Влюбленные не желали себя выдавать. Жених поднял Марьку на сильные руки. Покружил, посадил на гладкую скамью возле полка. На каждый выстрел девушка показывала кулак. «Хихикальщики чертовы! Погодите, я у вас чучела и патронташ спрячу!» Сегодня у смелой Марьки язык был ватный, непослушный. Стучали зубы и противный, незнакомый ранее озноб простреливал горячее тело.
После пальбы охотники принесли шилья, принялись выколупывать дробины. Свинец дорог, не оставлять же его в банной двери. За столом едят парни уток и рябчиков – зорко следят. Попадет на зуб дробинка, скорее на ладонь. Для патрона сгодится. Примета верная: дробь, извлеченная из дичи, приносит удачу на новой охоте.
Не хватило терпения у охотников выкурить из бани сестренку с женишком. Сняли ружейную осаду, ушли.
Влюбленным уходить из бани не хочется. Забрались на полок, бросили под головы исхлестанные веники. Полеживают в обнимку, целуются-милуются. Скворцы на огородной изгороди тешат напевками. В мутное оконце бани лучи ломятся.

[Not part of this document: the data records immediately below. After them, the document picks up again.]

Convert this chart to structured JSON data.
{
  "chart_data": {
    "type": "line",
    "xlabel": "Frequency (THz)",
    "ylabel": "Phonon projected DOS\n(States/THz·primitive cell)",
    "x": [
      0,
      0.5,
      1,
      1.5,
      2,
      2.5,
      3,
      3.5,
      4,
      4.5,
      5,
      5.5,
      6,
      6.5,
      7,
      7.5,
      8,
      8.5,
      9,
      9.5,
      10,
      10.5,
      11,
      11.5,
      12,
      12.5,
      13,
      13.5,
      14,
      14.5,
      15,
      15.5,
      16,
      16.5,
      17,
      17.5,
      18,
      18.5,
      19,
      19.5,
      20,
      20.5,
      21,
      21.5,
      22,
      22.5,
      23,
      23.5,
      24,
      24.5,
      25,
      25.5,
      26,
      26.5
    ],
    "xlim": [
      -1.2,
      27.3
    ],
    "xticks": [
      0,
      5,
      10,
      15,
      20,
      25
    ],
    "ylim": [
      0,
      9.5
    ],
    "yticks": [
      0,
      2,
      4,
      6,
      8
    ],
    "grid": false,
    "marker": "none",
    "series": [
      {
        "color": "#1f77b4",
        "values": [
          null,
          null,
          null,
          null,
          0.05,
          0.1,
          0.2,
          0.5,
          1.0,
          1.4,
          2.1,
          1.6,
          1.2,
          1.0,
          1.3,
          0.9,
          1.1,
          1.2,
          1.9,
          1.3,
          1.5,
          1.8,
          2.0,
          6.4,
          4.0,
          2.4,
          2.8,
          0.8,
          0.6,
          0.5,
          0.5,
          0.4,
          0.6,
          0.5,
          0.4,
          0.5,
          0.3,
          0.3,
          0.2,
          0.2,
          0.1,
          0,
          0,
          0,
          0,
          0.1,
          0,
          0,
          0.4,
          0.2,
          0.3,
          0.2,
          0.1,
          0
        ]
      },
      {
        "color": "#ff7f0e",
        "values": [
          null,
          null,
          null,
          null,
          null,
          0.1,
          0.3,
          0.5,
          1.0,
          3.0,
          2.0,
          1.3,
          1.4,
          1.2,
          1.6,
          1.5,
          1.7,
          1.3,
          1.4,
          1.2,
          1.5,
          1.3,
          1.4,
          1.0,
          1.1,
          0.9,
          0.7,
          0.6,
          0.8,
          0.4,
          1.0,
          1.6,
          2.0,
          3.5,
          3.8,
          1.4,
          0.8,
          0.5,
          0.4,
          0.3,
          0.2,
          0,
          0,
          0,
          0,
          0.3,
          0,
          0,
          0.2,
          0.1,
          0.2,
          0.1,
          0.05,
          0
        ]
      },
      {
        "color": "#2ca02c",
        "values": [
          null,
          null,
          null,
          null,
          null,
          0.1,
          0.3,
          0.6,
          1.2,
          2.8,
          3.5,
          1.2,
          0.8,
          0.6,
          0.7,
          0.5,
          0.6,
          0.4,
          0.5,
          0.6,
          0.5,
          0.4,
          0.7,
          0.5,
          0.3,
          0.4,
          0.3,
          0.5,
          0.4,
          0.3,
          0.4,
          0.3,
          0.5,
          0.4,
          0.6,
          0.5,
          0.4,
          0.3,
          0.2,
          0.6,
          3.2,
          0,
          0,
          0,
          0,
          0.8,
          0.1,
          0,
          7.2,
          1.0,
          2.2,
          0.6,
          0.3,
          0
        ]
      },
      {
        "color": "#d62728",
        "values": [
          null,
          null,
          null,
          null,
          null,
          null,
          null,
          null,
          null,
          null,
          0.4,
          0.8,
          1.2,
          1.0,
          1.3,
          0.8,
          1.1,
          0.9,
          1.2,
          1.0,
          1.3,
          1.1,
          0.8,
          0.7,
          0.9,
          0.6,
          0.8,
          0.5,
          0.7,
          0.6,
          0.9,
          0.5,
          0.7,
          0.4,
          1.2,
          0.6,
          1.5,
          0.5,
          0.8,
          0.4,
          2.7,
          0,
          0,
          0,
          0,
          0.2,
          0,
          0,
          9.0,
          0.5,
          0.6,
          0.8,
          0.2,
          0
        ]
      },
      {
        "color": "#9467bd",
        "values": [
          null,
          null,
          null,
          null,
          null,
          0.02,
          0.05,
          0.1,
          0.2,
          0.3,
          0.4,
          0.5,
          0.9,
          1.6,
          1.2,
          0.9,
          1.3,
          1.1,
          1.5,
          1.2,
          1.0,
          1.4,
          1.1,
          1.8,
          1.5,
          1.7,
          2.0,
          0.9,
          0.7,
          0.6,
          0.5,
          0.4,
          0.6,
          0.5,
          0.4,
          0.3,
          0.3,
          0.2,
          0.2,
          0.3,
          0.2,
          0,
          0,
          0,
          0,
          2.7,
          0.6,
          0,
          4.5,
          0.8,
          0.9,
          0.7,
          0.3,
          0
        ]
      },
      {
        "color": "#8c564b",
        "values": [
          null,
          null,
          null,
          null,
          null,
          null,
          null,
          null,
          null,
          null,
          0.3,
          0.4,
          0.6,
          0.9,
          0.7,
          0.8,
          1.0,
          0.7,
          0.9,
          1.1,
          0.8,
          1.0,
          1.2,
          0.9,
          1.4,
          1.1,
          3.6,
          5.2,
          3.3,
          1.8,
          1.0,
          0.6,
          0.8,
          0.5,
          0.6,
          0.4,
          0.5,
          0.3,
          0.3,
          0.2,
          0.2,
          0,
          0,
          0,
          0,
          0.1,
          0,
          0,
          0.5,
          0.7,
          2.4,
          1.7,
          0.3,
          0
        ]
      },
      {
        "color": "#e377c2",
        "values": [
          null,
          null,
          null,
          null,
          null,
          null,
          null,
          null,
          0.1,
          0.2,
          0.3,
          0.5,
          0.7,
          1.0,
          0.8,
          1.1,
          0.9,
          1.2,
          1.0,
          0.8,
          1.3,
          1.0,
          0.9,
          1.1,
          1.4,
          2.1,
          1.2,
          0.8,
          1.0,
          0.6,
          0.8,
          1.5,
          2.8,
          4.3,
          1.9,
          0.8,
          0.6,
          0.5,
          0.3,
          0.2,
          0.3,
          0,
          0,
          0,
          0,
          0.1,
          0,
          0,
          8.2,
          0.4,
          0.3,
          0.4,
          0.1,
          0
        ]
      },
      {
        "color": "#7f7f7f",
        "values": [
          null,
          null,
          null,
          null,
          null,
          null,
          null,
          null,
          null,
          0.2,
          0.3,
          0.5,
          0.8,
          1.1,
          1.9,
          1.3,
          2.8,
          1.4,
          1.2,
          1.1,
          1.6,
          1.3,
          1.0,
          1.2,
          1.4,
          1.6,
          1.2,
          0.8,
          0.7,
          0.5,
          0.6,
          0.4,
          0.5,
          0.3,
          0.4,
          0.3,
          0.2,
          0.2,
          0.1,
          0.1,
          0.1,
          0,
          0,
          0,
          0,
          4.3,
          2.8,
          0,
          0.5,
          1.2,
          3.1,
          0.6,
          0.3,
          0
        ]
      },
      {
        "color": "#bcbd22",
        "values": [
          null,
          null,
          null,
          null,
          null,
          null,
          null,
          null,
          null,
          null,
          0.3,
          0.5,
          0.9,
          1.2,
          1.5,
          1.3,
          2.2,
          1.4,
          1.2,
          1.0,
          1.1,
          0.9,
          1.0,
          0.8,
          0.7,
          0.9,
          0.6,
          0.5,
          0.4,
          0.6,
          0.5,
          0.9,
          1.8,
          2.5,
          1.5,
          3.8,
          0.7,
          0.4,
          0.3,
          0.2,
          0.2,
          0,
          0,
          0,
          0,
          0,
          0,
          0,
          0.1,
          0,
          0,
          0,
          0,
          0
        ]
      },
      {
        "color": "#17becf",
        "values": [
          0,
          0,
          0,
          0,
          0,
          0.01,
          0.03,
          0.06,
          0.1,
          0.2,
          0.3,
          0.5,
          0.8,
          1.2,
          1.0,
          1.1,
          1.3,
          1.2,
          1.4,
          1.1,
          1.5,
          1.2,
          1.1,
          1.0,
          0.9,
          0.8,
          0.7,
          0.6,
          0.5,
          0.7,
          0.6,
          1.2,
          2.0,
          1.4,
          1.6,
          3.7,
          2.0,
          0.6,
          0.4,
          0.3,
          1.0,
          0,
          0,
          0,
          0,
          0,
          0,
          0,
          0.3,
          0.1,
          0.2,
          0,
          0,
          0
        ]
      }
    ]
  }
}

«Гриш, ты меня сильно-пресильно любишь?»
«Сильнее некуда… Утопиться готов за тебя».
«Светло шибко в бане. Иди окошко занавесь… Охломоны могут заглянуть».
Неохотно сполз с полка, сделал затемнение. Вернулся, в изнеможении прихлынул к Марьке. Вольничал руками, диковато, захватисто тискал упругое дрожащее тело. Девчонка сейчас не противилась. Катала по веникам горячую голову, ловила ускользающие губы ухажера трепетными набухшими губами… Марья даже не могла предположить, что давно влекущее это разрешится ломучей болью и сдавленным криком. Ошеломленный Гришуха шуршал подголовными вениками, глушил всхлипы и выстоны.
«Мууж… моой мууж», – вяло отбубнила Марья и отвернулась к каменке. Сейчас ее тоже обдали кипятком – пышет вся…
Страшила скорая развязка на полке. Овладело грузное, налетное чувство стыда и раскаянья. Запоздало вспомнилось шепотное предостережение матери. Она расчесывала длинные волнистые волосы дочки, любовалась холмистым накатом груди. Говорила за перегородкой: «Берегись, доченька, досвадебной утехи. Большенькой стала. Скоро парни-кобели домогаться начнут. Будут плакать, просить. Ты тоже реви, но не давай. Упустишь честь – до гроба не возвернешь…»
«Гриш, миилыый… Теперь не бросишь?»
Самодовольный парень потянулся, икнул. Вздумал повыкобениться:
«Захочу – брошу. Захочу – нет».
Марья сгребла жениха за шевелюру, спихнула на пол.
«Ты че?! Пошутить нельзя?!»
Шла по деревне, опускала глаза. Чудилось: любой столб, всякое прясло ведает о их тайне. Братовья принялись ехидничать. Окатили на крыльце частушкой: «Целовались с Гришкой в бане, поломали косяки. Неужели их посадят за такие пустяки?» На свадьбе друзья-охотнички были молчаливы, строги. Быстро ухмелели от башколомной самогонки, завалились дрыхать в кладовке на расстеленном тулупе…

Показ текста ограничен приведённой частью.